La notion de développement durable prend également en compte une réflexion sur les inégalités Nord/Sud.

Cette réflexion est tout à fait liée à la gestion des risques, puisque les pays du Sud n’ont pas les mêmes possibilités d’adaptation et de prévention que les pays du Nord.

  • En Afrique par exemple, la désertification liée à la sécheresse est due en grande partie aux pratiques agricoles des populations, à travers le surpâturage notamment.

Certains pays, par ailleurs, ne possèdent pas la technologie suffisante pour anticiper les séismes ou les éruptions volcaniques.

Conclusion :

L’ensemble de la planète est soumis à des risques naturels. Ces risques se sont cependant intensifiés en raison du réchauffement climatique, qui entraîne la multiplication de tempêtes et d’inondations, mais aussi en raison des activités humaines, qui ne sont pas toujours pensées dans un modèle de durabilité.

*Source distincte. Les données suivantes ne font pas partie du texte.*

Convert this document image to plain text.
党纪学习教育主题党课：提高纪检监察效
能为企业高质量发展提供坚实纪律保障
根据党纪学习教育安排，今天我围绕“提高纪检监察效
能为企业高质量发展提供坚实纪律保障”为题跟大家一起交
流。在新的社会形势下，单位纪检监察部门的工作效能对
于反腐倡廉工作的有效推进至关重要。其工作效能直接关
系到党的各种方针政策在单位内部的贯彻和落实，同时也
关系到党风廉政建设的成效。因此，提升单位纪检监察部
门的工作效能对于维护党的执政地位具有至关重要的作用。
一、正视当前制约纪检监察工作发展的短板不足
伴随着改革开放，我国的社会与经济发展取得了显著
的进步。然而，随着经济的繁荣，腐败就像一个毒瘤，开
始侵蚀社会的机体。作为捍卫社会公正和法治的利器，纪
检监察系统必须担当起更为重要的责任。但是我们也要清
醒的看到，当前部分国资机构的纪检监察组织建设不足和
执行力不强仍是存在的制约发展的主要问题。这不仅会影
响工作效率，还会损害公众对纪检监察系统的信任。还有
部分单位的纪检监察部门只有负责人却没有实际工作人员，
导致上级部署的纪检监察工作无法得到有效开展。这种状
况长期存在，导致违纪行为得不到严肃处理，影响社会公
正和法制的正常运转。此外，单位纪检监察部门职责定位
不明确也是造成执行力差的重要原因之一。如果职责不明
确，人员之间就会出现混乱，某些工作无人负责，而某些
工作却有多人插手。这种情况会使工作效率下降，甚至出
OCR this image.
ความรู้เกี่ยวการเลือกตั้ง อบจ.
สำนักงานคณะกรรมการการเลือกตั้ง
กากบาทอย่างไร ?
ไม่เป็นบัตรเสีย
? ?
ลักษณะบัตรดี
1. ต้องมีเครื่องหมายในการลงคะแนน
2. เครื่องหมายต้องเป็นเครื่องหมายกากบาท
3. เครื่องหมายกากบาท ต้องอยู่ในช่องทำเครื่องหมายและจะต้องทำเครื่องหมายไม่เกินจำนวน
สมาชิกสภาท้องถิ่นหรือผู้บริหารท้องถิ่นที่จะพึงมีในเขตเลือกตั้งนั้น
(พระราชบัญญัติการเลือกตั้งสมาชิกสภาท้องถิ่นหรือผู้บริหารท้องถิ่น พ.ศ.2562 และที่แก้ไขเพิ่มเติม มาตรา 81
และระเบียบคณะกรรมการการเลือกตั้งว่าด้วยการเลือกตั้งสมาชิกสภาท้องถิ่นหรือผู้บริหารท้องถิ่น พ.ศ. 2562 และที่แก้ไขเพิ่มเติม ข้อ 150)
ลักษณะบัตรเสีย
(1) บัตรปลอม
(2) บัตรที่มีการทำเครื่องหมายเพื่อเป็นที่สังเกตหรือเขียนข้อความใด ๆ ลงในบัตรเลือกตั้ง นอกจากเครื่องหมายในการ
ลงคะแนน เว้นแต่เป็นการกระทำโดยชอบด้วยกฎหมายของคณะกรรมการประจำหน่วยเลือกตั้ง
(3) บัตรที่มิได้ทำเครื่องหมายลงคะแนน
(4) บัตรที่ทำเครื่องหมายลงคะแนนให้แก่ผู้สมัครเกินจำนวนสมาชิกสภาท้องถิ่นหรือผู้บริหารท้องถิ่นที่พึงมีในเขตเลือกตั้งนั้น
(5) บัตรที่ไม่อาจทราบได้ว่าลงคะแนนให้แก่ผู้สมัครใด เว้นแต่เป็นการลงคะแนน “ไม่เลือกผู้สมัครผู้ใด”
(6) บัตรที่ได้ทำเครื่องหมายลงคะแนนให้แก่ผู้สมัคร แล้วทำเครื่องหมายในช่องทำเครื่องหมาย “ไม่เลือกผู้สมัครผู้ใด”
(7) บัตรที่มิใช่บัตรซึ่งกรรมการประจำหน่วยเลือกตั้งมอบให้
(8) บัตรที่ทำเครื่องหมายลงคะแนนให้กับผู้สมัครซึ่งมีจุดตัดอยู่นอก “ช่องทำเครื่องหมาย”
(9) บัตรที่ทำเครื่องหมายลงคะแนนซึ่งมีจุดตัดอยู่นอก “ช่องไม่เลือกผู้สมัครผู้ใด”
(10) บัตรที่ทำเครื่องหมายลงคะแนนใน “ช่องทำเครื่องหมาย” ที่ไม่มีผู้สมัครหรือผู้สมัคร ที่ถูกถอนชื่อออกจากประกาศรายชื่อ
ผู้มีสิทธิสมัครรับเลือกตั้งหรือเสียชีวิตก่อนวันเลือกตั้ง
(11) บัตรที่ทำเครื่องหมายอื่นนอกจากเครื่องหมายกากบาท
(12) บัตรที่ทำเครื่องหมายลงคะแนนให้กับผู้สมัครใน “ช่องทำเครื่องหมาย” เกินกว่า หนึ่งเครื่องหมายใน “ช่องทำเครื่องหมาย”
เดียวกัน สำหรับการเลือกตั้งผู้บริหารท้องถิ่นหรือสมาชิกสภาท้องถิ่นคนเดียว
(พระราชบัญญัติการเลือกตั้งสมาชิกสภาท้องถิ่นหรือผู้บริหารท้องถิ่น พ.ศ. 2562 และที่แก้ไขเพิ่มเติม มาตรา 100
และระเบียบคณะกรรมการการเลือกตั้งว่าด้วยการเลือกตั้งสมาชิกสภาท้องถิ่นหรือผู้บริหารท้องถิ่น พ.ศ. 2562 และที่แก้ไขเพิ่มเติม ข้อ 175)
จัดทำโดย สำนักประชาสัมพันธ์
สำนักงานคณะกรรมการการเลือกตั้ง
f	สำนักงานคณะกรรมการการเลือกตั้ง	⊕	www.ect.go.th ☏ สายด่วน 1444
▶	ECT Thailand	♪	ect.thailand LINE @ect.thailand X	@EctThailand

Les pays ne sont pas tous touchés de la même manière par ces aléas, car les pays du Nord ont souvent les moyens d’anticiper et de prévenir les catastrophes, tandis que les pays du Sud se trouvent souvent isolés face à ces risques. Pourtant, une réflexion est à mener sur les modes de vie occidentaux, et notamment le phénomène de la littoralisation, qui provoquent d’importants dégâts naturels.